Pankaj Mishra on the 90’s “revolution of aspiration” and the “common present”

“Beginning in the 1990s, a democratic revolution of aspiration -of the kind Tocqueville witnessed with many forebodings in early nineteenth-century America- swept across the world, sparking longings for wealth, status and power, in addition to ordinary desires for stability and contentment, in the most unpromising circumstances. Egalitarian ambition broke free of old social hierarchies, caste in India as well as class in Britain. The culture of individualism went universal, in ways barely anticipated by Tocqueville, or Adam Smith, who first theorized about a ‘commercial society’ of self-seeking individuals.

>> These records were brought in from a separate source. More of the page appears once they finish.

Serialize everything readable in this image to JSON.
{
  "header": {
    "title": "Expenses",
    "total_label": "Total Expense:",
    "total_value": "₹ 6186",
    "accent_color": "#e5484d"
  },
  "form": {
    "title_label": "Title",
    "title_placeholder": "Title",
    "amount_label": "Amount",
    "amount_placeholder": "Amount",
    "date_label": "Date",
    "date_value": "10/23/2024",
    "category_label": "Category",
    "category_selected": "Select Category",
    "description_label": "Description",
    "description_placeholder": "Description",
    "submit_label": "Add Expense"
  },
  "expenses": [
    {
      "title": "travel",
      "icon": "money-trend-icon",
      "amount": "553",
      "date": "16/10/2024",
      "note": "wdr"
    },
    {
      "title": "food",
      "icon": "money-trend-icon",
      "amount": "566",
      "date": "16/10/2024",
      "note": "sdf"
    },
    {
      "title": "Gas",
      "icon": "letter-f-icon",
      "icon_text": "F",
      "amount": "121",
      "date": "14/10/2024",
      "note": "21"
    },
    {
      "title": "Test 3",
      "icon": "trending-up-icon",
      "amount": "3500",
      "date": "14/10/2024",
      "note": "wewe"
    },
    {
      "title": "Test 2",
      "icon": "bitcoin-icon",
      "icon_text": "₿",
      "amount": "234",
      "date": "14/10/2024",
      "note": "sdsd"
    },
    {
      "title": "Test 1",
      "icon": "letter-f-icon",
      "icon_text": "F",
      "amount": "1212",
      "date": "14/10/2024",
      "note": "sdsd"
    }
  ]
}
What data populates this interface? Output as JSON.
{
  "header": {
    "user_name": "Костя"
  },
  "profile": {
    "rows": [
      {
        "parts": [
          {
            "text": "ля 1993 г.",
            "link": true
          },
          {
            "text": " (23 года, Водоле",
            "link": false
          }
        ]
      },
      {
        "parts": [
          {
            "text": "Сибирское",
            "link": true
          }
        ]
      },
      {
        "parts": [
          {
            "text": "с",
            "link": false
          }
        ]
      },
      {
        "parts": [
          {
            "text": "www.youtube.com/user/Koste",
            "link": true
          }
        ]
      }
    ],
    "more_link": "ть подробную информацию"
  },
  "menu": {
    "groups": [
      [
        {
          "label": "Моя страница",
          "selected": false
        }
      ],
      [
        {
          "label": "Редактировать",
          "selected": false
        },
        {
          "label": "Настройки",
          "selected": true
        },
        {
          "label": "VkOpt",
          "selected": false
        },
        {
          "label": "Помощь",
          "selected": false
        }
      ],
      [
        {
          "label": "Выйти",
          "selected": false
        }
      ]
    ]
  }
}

The emphasis on individual rights has heightened awareness of social discrimination and gender inequality; in many countries today, there is a remarkably greater acceptance of different sexual orientations. The larger political implications of this revolutionary individualism, however, are much more ambiguous. The crises of recent years have uncovered an extensive failure to realize the ideals of endless economic expansion and private wealth creation. Most newly created ‘individuals’ toil within poorly imagined social and political communities and/or states with weakening sovereignty. They not only suffer from the fact that old certitudes about their place in the world -including their sense of identity and self-worth- have been lost along with their links to traditional communities and other systems of support and comfort and sources of meaning. Their isolation has also been intensified by the decline or loss of postcolonial nation-building ideologies, and the junking of social democracy by globalized technocratic elites.

Thus, individuals with very different pasts find themselves herded by capitalism and technology into a common present, where grossly unequal distributions of wealth and power have created humiliating new hierarchies. This proximity, or what Hannah Arendt called ‘negative solidarity’, is rendered more claustrophobic by digital communications, the improved capacity for envious and resentful comparison, and the commonplace, and therefore compromised, quest for individual distinction and singularity.”

Bonus: Zygmunt Bauman

“We remain of course as modern as we were before; but these ‘we’ who are modern have considerably grown in numbers in recent years. We may well say that by now all or almost all of us, in every or almost every part of the planet, have become modern. And that means that today, unlike a decade or two ago, every land on the planet, with only a few exceptions, is subject to the obsessive, compulsive, unstoppable change that is nowadays called modernization, and to everything that goes with it, including the continuous production of human redundancy, and the social tensions it is bound to cause.”